The contention of assumed risk is without merit. Plaintiff having no control over the timber truck, he cannot be held to have assumed the risk of which he has no knowledge and which is under the control of the master and a different, independent work.

This question then confronts us: Was it negligence for the defendant to have the timber truck on the track at the time it did without warning to the plaintiff of its presence?

*546“A master is bound to give a servant, working in a place which may become dangerous, by reason of perils arising from the doing of other work pertaining to the master’s business, different from that in which the servant is engaged, such warning of the additional danger as will enable him, in the exercise of reasonable care, to avoid them, and such duty cannot be delegated so as to render the master free from liability for negligence in its performance. ’ ’ 4 Thompson, Negligence, p. 294, § 4069.

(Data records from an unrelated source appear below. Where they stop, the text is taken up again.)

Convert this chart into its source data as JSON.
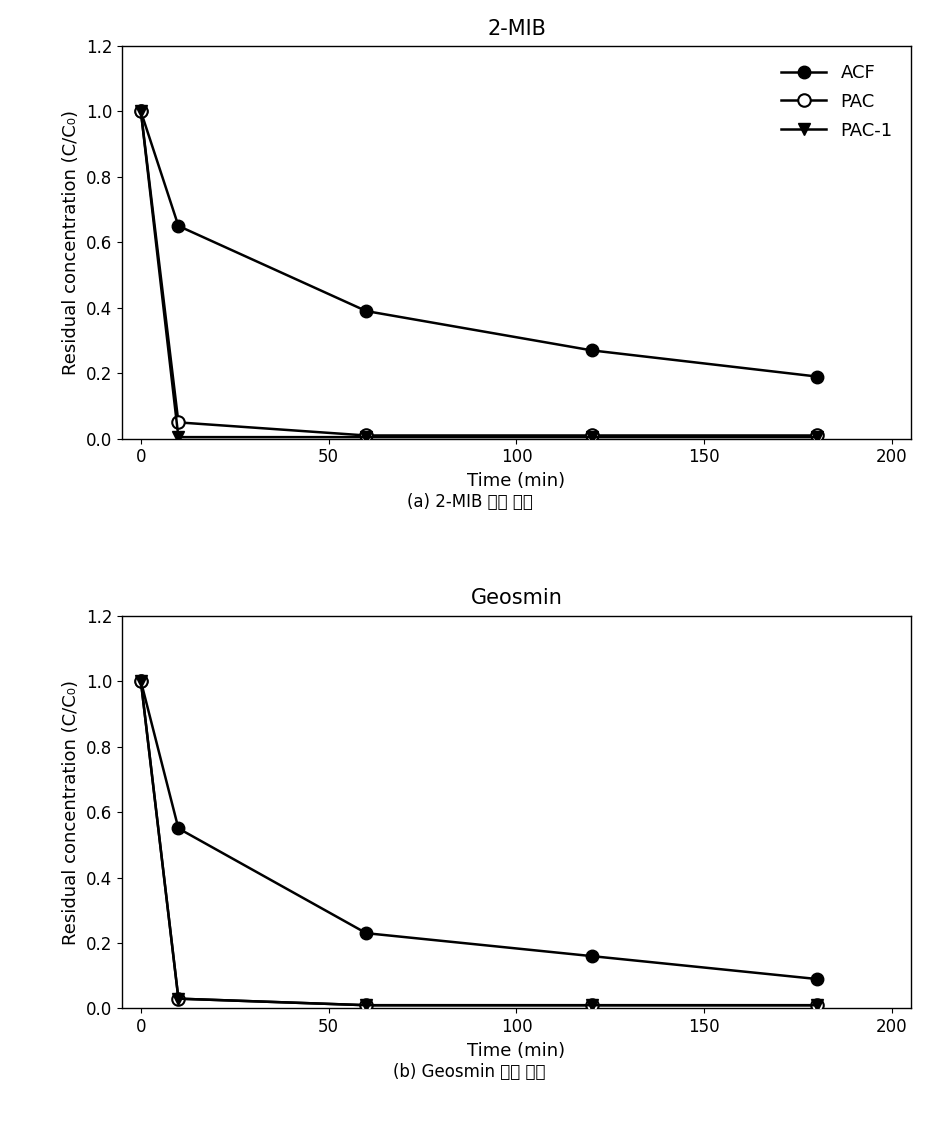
{
  "top_title": "2-MIB",
  "bottom_title": "Geosmin",
  "top_caption": "(a) 2-MIB 흡소 성능",
  "bottom_caption": "(b) Geosmin 흡소 성능",
  "xlabel": "Time (min)",
  "ylabel": "Residual concentration (C/C₀)",
  "time_points": [
    0,
    10,
    60,
    120,
    180
  ],
  "ACF_MIB": [
    1.0,
    0.65,
    0.39,
    0.27,
    0.19
  ],
  "PAC_MIB": [
    1.0,
    0.05,
    0.01,
    0.01,
    0.01
  ],
  "PAC1_MIB": [
    1.0,
    0.005,
    0.005,
    0.005,
    0.005
  ],
  "ACF_Geo": [
    1.0,
    0.55,
    0.23,
    0.16,
    0.09
  ],
  "PAC_Geo": [
    1.0,
    0.03,
    0.01,
    0.01,
    0.01
  ],
  "PAC1_Geo": [
    1.0,
    0.03,
    0.01,
    0.01,
    0.01
  ],
  "ylim": [
    0.0,
    1.2
  ],
  "yticks": [
    0.0,
    0.2,
    0.4,
    0.6,
    0.8,
    1.0,
    1.2
  ],
  "xlim": [
    -5,
    205
  ],
  "xticks": [
    0,
    50,
    100,
    150,
    200
  ],
  "line_color": "#000000",
  "marker_size": 9,
  "line_width": 1.8,
  "legend_labels": [
    "ACF",
    "PAC",
    "PAC-1"
  ],
  "title_fontsize": 15,
  "label_fontsize": 13,
  "tick_fontsize": 12,
  "legend_fontsize": 13,
  "caption_fontsize": 12
}
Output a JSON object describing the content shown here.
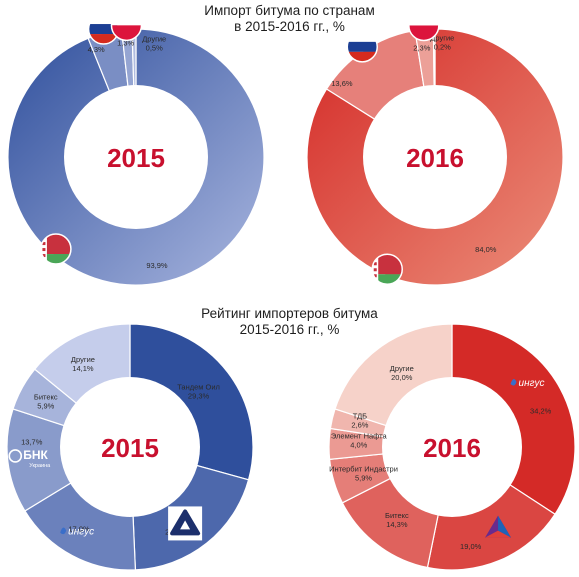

Plaintiff could not anticipate, without warning of some kind, that the timber truck was on the track around the curve ahead of him. He had been hauling the ore for months and had passed the place many times a day without previously encountering timber trucks, except once, when the shift boss promised him that it should not occur again. If plaintiff received no warning or notice of the additional danger of the timber truck being on the track, so that he could have guarded against the injury, he could not be held accountable for contributory negligence or assumption of risk. All these were questions of fact for the jury, to be met by competent evidence.

The cause is reversed and remanded for new trial.

Main, C. J., Chadwick, Mount, and Mackintosh, JJ., concur.